I'm starting to realize how much fear really does control my life. Ok, so it's not like I ever thought I was particularly brave or anything, but I just didn't think I let fear be my god! I act upon fear more than I act upon the Spirit. Fear makes rash decisions like, "No, I shouldn't go out of my way to talk kinyarwanda to these people because I will sound stupid and I won't know what else to say if they ask me more questions". How much more love could I show to them if I tried harder to speak their language? Fear makes me do stupid things like ignore intimidating situations with disciplining students because I am too scared to confront them about it for fear they will be upset with me. How much more love would I show them if I was firm in showing them where they’ve crossed the line so that they learn, in the long run, how to treat people and how to be responsible? Fear also doesn’t allow me to experience the freedom of expressing my struggles to my brothers and sisters in Christ. What if they won’t understand? What if they never think of me the same? What if? What if?? What if??? If I allowed myself to be more vulnerable with people who cared about me, wouldn’t I also be allowing God to change the ugly parts of me as well?
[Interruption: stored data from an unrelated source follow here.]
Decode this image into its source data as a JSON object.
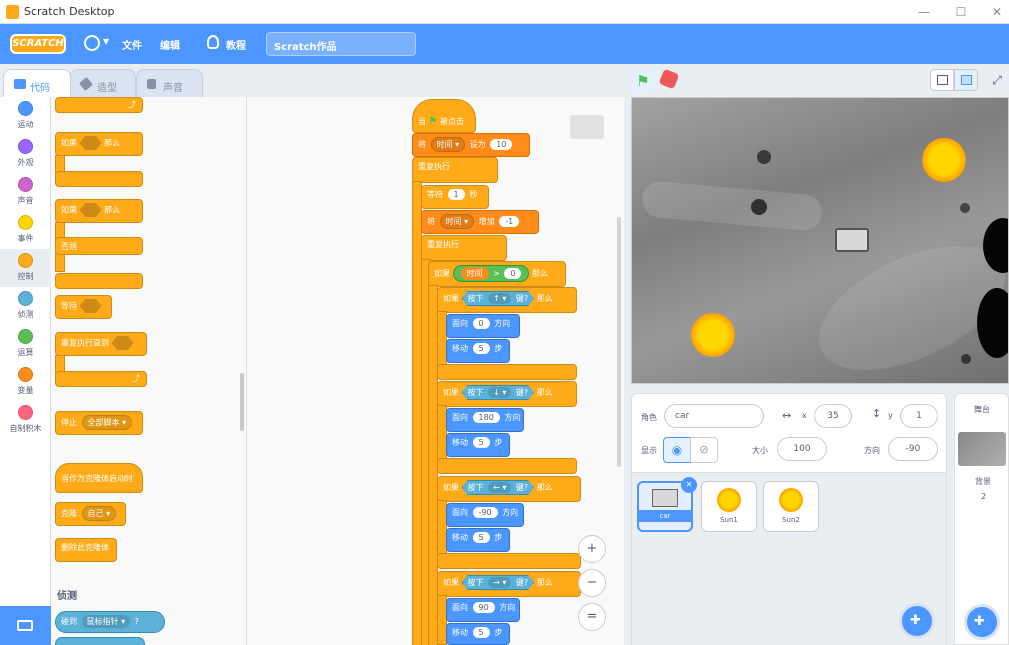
{
  "window": {
    "title": "Scratch Desktop",
    "min": "—",
    "max": "☐",
    "close": "✕"
  },
  "menu": {
    "logo": "SCRATCH",
    "file": "文件",
    "edit": "编辑",
    "tutorials": "教程",
    "project_title": "Scratch作品"
  },
  "tabs": [
    {
      "label": "代码"
    },
    {
      "label": "造型"
    },
    {
      "label": "声音"
    }
  ],
  "categories": [
    {
      "label": "运动",
      "color": "#4c97ff"
    },
    {
      "label": "外观",
      "color": "#9966ff"
    },
    {
      "label": "声音",
      "color": "#cf63cf"
    },
    {
      "label": "事件",
      "color": "#ffd500"
    },
    {
      "label": "控制",
      "color": "#ffab19"
    },
    {
      "label": "侦测",
      "color": "#5cb1d6"
    },
    {
      "label": "运算",
      "color": "#59c059"
    },
    {
      "label": "变量",
      "color": "#ff8c1a"
    },
    {
      "label": "自制积木",
      "color": "#ff6680"
    }
  ],
  "palette": {
    "if_then": {
      "a": "如果",
      "b": "那么"
    },
    "if_else": {
      "a": "如果",
      "b": "那么",
      "else": "否则"
    },
    "wait_until": "等待",
    "repeat_until": "重复执行直到",
    "stop": {
      "label": "停止",
      "option": "全部脚本"
    },
    "clone_start": "当作为克隆体启动时",
    "clone": {
      "label": "克隆",
      "option": "自己"
    },
    "delete_clone": "删除此克隆体",
    "sensing_heading": "侦测",
    "touching": {
      "label": "碰到",
      "option": "鼠标指针",
      "q": "?"
    }
  },
  "script": {
    "hat": {
      "a": "当",
      "b": "被点击"
    },
    "set_var": {
      "a": "将",
      "var": "时间",
      "b": "设为",
      "value": "10"
    },
    "forever1": "重复执行",
    "wait": {
      "a": "等待",
      "value": "1",
      "b": "秒"
    },
    "change_var": {
      "a": "将",
      "var": "时间",
      "b": "增加",
      "value": "-1"
    },
    "forever2": "重复执行",
    "if_time": {
      "a": "如果",
      "var": "时间",
      "op": ">",
      "value": "0",
      "b": "那么"
    },
    "ifs": [
      {
        "a": "如果",
        "k": "按下",
        "key": "↑",
        "q": "键?",
        "b": "那么",
        "dir_label": "面向",
        "dir": "0",
        "dir_unit": "方向",
        "move_label": "移动",
        "steps": "5",
        "step_unit": "步"
      },
      {
        "a": "如果",
        "k": "按下",
        "key": "↓",
        "q": "键?",
        "b": "那么",
        "dir_label": "面向",
        "dir": "180",
        "dir_unit": "方向",
        "move_label": "移动",
        "steps": "5",
        "step_unit": "步"
      },
      {
        "a": "如果",
        "k": "按下",
        "key": "←",
        "q": "键?",
        "b": "那么",
        "dir_label": "面向",
        "dir": "-90",
        "dir_unit": "方向",
        "move_label": "移动",
        "steps": "5",
        "step_unit": "步"
      },
      {
        "a": "如果",
        "k": "按下",
        "key": "→",
        "q": "键?",
        "b": "那么",
        "dir_label": "面向",
        "dir": "90",
        "dir_unit": "方向",
        "move_label": "移动",
        "steps": "5",
        "step_unit": "步"
      }
    ],
    "zoom_in": "+",
    "zoom_out": "−",
    "zoom_reset": "="
  },
  "sprite_info": {
    "sprite_label": "角色",
    "sprite_name": "car",
    "x_label": "x",
    "x": "35",
    "y_label": "y",
    "y": "1",
    "show_label": "显示",
    "size_label": "大小",
    "size": "100",
    "direction_label": "方向",
    "direction": "-90"
  },
  "sprites": [
    {
      "name": "car"
    },
    {
      "name": "Sun1"
    },
    {
      "name": "Sun2"
    }
  ],
  "stage_panel": {
    "title": "舞台",
    "backdrop_label": "背景",
    "backdrop_count": "2"
  }
}
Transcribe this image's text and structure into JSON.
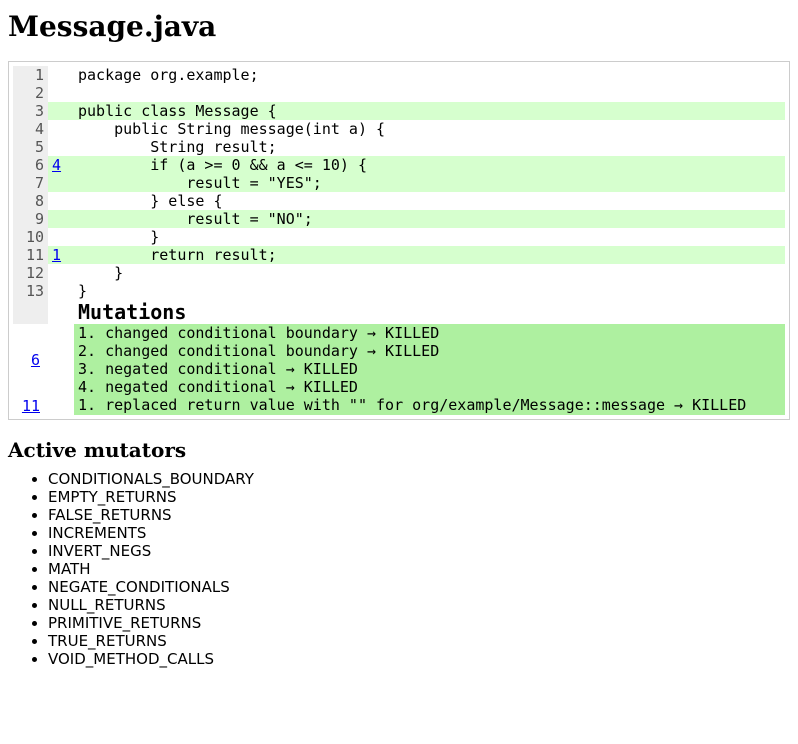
{
  "title": "Message.java",
  "colors": {
    "covered": "#d6ffce",
    "muted": "#aef0a0",
    "gutter": "#eeeeee",
    "link": "#0000ee"
  },
  "source": [
    {
      "n": 1,
      "covered": false,
      "cov": "",
      "text": "package org.example;"
    },
    {
      "n": 2,
      "covered": false,
      "cov": "",
      "text": ""
    },
    {
      "n": 3,
      "covered": true,
      "cov": "",
      "text": "public class Message {"
    },
    {
      "n": 4,
      "covered": false,
      "cov": "",
      "text": "    public String message(int a) {"
    },
    {
      "n": 5,
      "covered": false,
      "cov": "",
      "text": "        String result;"
    },
    {
      "n": 6,
      "covered": true,
      "cov": "4",
      "text": "        if (a >= 0 && a <= 10) {"
    },
    {
      "n": 7,
      "covered": true,
      "cov": "",
      "text": "            result = \"YES\";"
    },
    {
      "n": 8,
      "covered": false,
      "cov": "",
      "text": "        } else {"
    },
    {
      "n": 9,
      "covered": true,
      "cov": "",
      "text": "            result = \"NO\";"
    },
    {
      "n": 10,
      "covered": false,
      "cov": "",
      "text": "        }"
    },
    {
      "n": 11,
      "covered": true,
      "cov": "1",
      "text": "        return result;"
    },
    {
      "n": 12,
      "covered": false,
      "cov": "",
      "text": "    }"
    },
    {
      "n": 13,
      "covered": false,
      "cov": "",
      "text": "}"
    }
  ],
  "mutations_heading": "Mutations",
  "mutations": [
    {
      "line": "6",
      "items": [
        "1. changed conditional boundary → KILLED",
        "2. changed conditional boundary → KILLED",
        "3. negated conditional → KILLED",
        "4. negated conditional → KILLED"
      ]
    },
    {
      "line": "11",
      "items": [
        "1. replaced return value with \"\" for org/example/Message::message → KILLED"
      ]
    }
  ],
  "mutators_heading": "Active mutators",
  "mutators": [
    "CONDITIONALS_BOUNDARY",
    "EMPTY_RETURNS",
    "FALSE_RETURNS",
    "INCREMENTS",
    "INVERT_NEGS",
    "MATH",
    "NEGATE_CONDITIONALS",
    "NULL_RETURNS",
    "PRIMITIVE_RETURNS",
    "TRUE_RETURNS",
    "VOID_METHOD_CALLS"
  ]
}
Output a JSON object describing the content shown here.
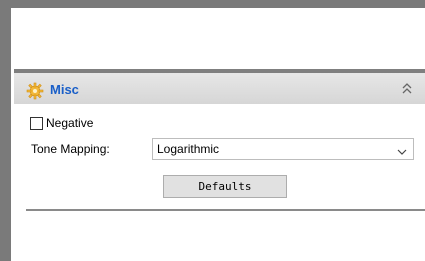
{
  "misc_section": {
    "title": "Misc",
    "icon": "gear-icon",
    "collapse_icon": "double-chevron-up-icon"
  },
  "negative": {
    "label": "Negative",
    "checked": false
  },
  "tone_mapping": {
    "label": "Tone Mapping:",
    "selected": "Logarithmic"
  },
  "defaults_button": {
    "label": "Defaults"
  },
  "colors": {
    "section_title": "#1a5fc8",
    "frame": "#7a7a7a",
    "header_bg": "#dcdcdc",
    "button_bg": "#e1e1e1"
  }
}
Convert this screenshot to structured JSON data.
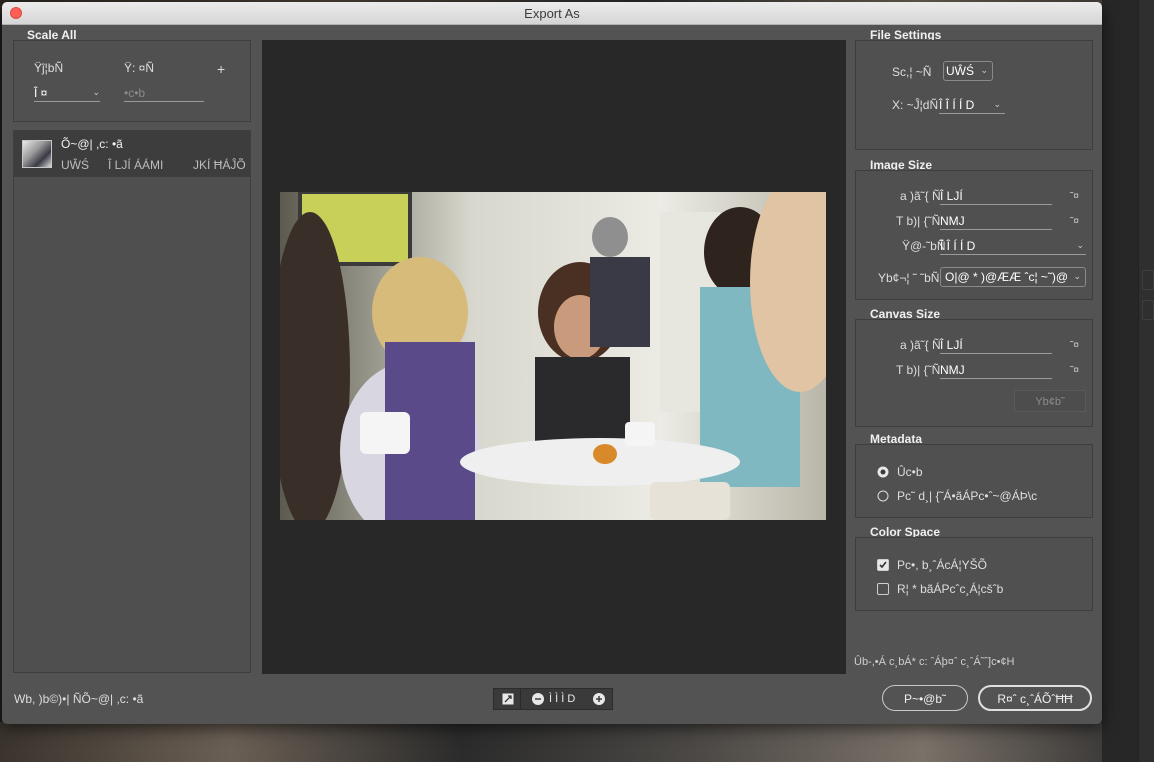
{
  "window": {
    "title": "Export As"
  },
  "scale_all": {
    "title": "Scale All",
    "col_size": "Ÿĵ¦bÑ",
    "col_suffix": "Ÿ:   ¤Ñ",
    "add_symbol": "+",
    "size_value": "Î ¤",
    "suffix_placeholder": "•c•b"
  },
  "asset": {
    "name": "Õ~@|  ,c: •ã",
    "format": "UŴŚ",
    "dimensions": "Î LJÍ ÁÁMI",
    "filesize": "JKÍ ĦÁĴÕ"
  },
  "file_settings": {
    "title": "File Settings",
    "format_label": "Sc,¦  ~Ñ",
    "format_value": "UŴŚ",
    "quality_label": "X: ~Ĵ¦dÑ",
    "quality_value": "Î Î Í Í D"
  },
  "image_size": {
    "title": "Image Size",
    "width_label": "a  )ã˜{ Ñ",
    "width_value": "Î LJÍ",
    "width_unit": "˜¤",
    "height_label": "T b)|  {˜Ñ",
    "height_value": "NMJ",
    "height_unit": "˜¤",
    "scale_label": "Ÿ@-˜bÑ",
    "scale_value": "Î Î Í Í D",
    "resample_label": "Yb¢¬¦  ˜ ˜bÑ",
    "resample_value": "O|@ * )@ÆÆ ˆc¦  ~˜)@"
  },
  "canvas_size": {
    "title": "Canvas Size",
    "width_label": "a  )ã˜{ Ñ",
    "width_value": "Î LJÍ",
    "width_unit": "˜¤",
    "height_label": "T b)|  {˜Ñ",
    "height_value": "NMJ",
    "height_unit": "˜¤",
    "reset_label": "Yb¢b˜"
  },
  "metadata": {
    "title": "Metadata",
    "option_none": "Ûc•b",
    "option_copyright": "Pc˜ d¸|  {˜Á•ãÁPc•ˆ~@ÁÞ\\c"
  },
  "color_space": {
    "title": "Color Space",
    "convert_label": "Pc•, b¸ˆÁcÁ¦YŠÕ",
    "embed_label": "R¦ * bãÁPcˆc¸Á¦cšˆb"
  },
  "footer": {
    "note": "Ûb-,•Á c¸bÁ* c: ˆÁþ¤ˆ c¸ˆÁ˜ˆ]c•¢H",
    "cancel_label": "P~•@b˜",
    "export_label": "R¤ˆ c¸ˆÁÕˆĦĦ",
    "status": "Wb, )b©)•|  ÑÕ~@|  ,c: •ã",
    "zoom_value": "Ì Ì Ì D"
  },
  "colors": {
    "close": "#fd5f57",
    "dialog_bg": "#535353",
    "preview_bg": "#282828"
  },
  "icons": [
    "close-icon",
    "plus-icon",
    "chevron-down-icon",
    "fit-to-screen-icon",
    "zoom-out-icon",
    "zoom-in-icon"
  ]
}
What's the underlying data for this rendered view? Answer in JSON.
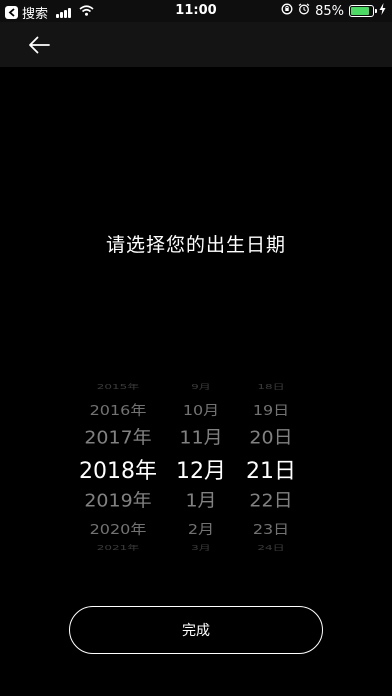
{
  "status_bar": {
    "back_app_label": "搜索",
    "time": "11:00",
    "battery_text": "85%",
    "battery_level": 0.85
  },
  "nav": {
    "back_icon": "arrow-left-icon"
  },
  "title": "请选择您的出生日期",
  "picker": {
    "years": [
      "2015年",
      "2016年",
      "2017年",
      "2018年",
      "2019年",
      "2020年",
      "2021年"
    ],
    "months": [
      "9月",
      "10月",
      "11月",
      "12月",
      "1月",
      "2月",
      "3月"
    ],
    "days": [
      "18日",
      "19日",
      "20日",
      "21日",
      "22日",
      "23日",
      "24日"
    ],
    "selected": {
      "year": "2018年",
      "month": "12月",
      "day": "21日"
    }
  },
  "done_label": "完成",
  "colors": {
    "background": "#000000",
    "battery": "#4cd964",
    "nav_bar": "#141414"
  }
}
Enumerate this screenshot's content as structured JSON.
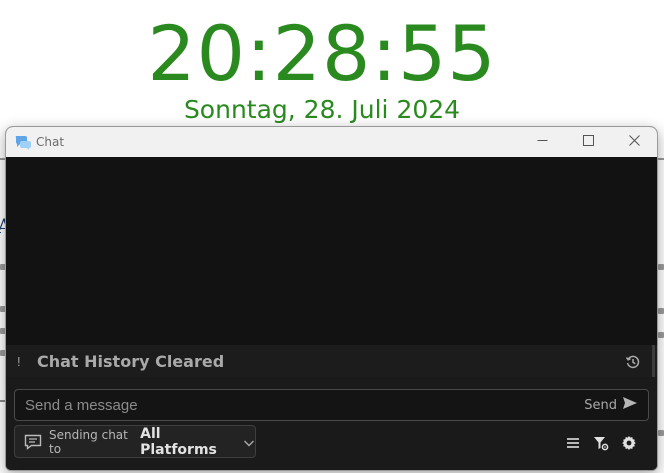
{
  "clock": {
    "time": "20:28:55",
    "date": "Sonntag, 28. Juli 2024"
  },
  "window": {
    "title": "Chat",
    "icon": "chat-bubbles-icon"
  },
  "window_controls": [
    "minimize-icon",
    "maximize-icon",
    "close-icon"
  ],
  "chat": {
    "system_marker": "!",
    "system_message": "Chat History Cleared",
    "history_icon": "history-icon"
  },
  "composer": {
    "placeholder": "Send a message",
    "send_label": "Send",
    "target_prefix": "Sending chat to",
    "target_value": "All Platforms"
  },
  "toolbar_icons": [
    "list-icon",
    "filter-settings-icon",
    "gear-icon"
  ],
  "colors": {
    "clock": "#2a8a1f",
    "chat_bg": "#141414",
    "titlebar": "#f1f1f1"
  }
}
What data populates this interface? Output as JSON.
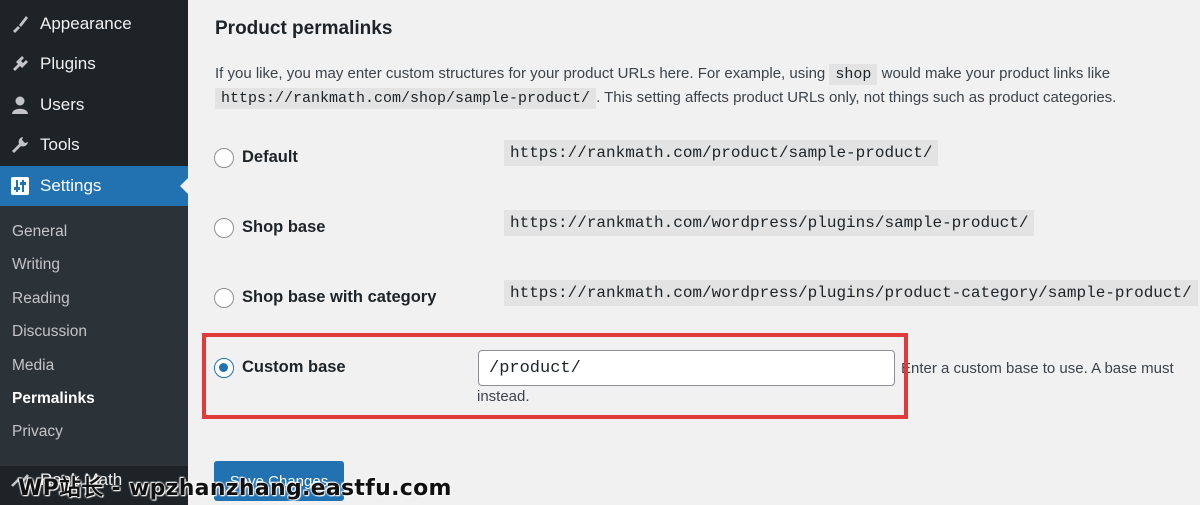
{
  "sidebar": {
    "menu": [
      {
        "label": "Appearance",
        "icon": "paintbrush-icon"
      },
      {
        "label": "Plugins",
        "icon": "plug-icon"
      },
      {
        "label": "Users",
        "icon": "user-icon"
      },
      {
        "label": "Tools",
        "icon": "wrench-icon"
      },
      {
        "label": "Settings",
        "icon": "settings-sliders-icon"
      }
    ],
    "submenu": [
      "General",
      "Writing",
      "Reading",
      "Discussion",
      "Media",
      "Permalinks",
      "Privacy"
    ],
    "partial_item": {
      "label": "Rank Math",
      "icon": "rank-math-icon"
    },
    "active_color": "#2271b1"
  },
  "main": {
    "title": "Product permalinks",
    "description": {
      "before": "If you like, you may enter custom structures for your product URLs here. For example, using ",
      "code1": "shop",
      "middle": " would make your product links like ",
      "code2": "https://rankmath.com/shop/sample-product/",
      "after": ". This setting affects product URLs only, not things such as product categories."
    },
    "options": [
      {
        "label": "Default",
        "example": "https://rankmath.com/product/sample-product/",
        "checked": false
      },
      {
        "label": "Shop base",
        "example": "https://rankmath.com/wordpress/plugins/sample-product/",
        "checked": false
      },
      {
        "label": "Shop base with category",
        "example": "https://rankmath.com/wordpress/plugins/product-category/sample-product/",
        "checked": false
      },
      {
        "label": "Custom base",
        "checked": true
      }
    ],
    "custom_base": {
      "value": "/product/",
      "help_line1": "Enter a custom base to use. A base must",
      "help_line2": "instead."
    },
    "save_label": "Save Changes",
    "highlight_color": "#e03a3a"
  },
  "watermark": "WP站长 - wpzhanzhang.eastfu.com"
}
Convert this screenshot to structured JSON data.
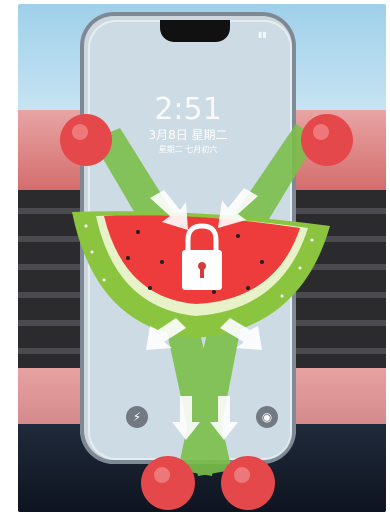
{
  "lock_screen": {
    "time": "2:51",
    "date": "3月8日 星期二",
    "sub": "星期二 七月初六"
  },
  "colors": {
    "grip_ball": "#e5484a",
    "arm_green": "#7bbf4a",
    "watermelon_red": "#ee3b3b",
    "rind_green": "#8bc53f",
    "arrow": "#ffffff"
  },
  "icons": {
    "center": "padlock-icon",
    "dock_left": "flashlight-icon",
    "dock_right": "camera-icon"
  }
}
God says we should fear Him. I've struggled with this in the past because what kind of God wants us to be scared of Him? But I understand more fully that fearing God is the opposite of fearing what people think. It's generally one or the other. When I make a decision, is it to please God? or to please the people around me? If it's for the people around me, is it for my benefit? or for theirs? To fear God is to fear his opinion and his power more than the opinion and power of the world around you. In a lot of ways, the fear of God in a general sense has lessened significantly in churches over the centuries. Now, God is seen primarily as our Father and Friend… which he certainly is. But, He is also completely Holy and Sovereign and Just. God’s wrath still exists even though, nowadays, we only like to talk about the rainbows and cotton candy version of God. His grace did not come without a price. His wrath fell on one person for all time. Come on, you know who I’m referring to, right? Ok, I will say it. JESUS. Before Jesus, remember all the times God wiped people out? He brought on epidemics to people just like us, naive and ignorant of the consequences of our rash decisions based in fear. It’s the same God, he hasn’t changed. So why do I/we place our concerns on what people think of us and how we are perceived when God’s opinion and knowledge is what really counts? I am mulling or that question this week. If I am living for God, I should strive to be lead by the Spirit of God rather than by fear that cripples me.
God says, “Be strong and courageous!” He says that because He knows the impact fear has on us. He isn’t oblivious to the things that influence us in our decisions. That is why he emphasizes, “Be strong and very courageous! Do not be afraid or discouraged. For the LORD your God is with you wherever you go.” Joshua 1:9
I relate much with this post, Micki! I am concerned too much with the fear of man rather than the fear of God. He is my Savior, and I am so thankful for His tender mercy in my life! Have a great week!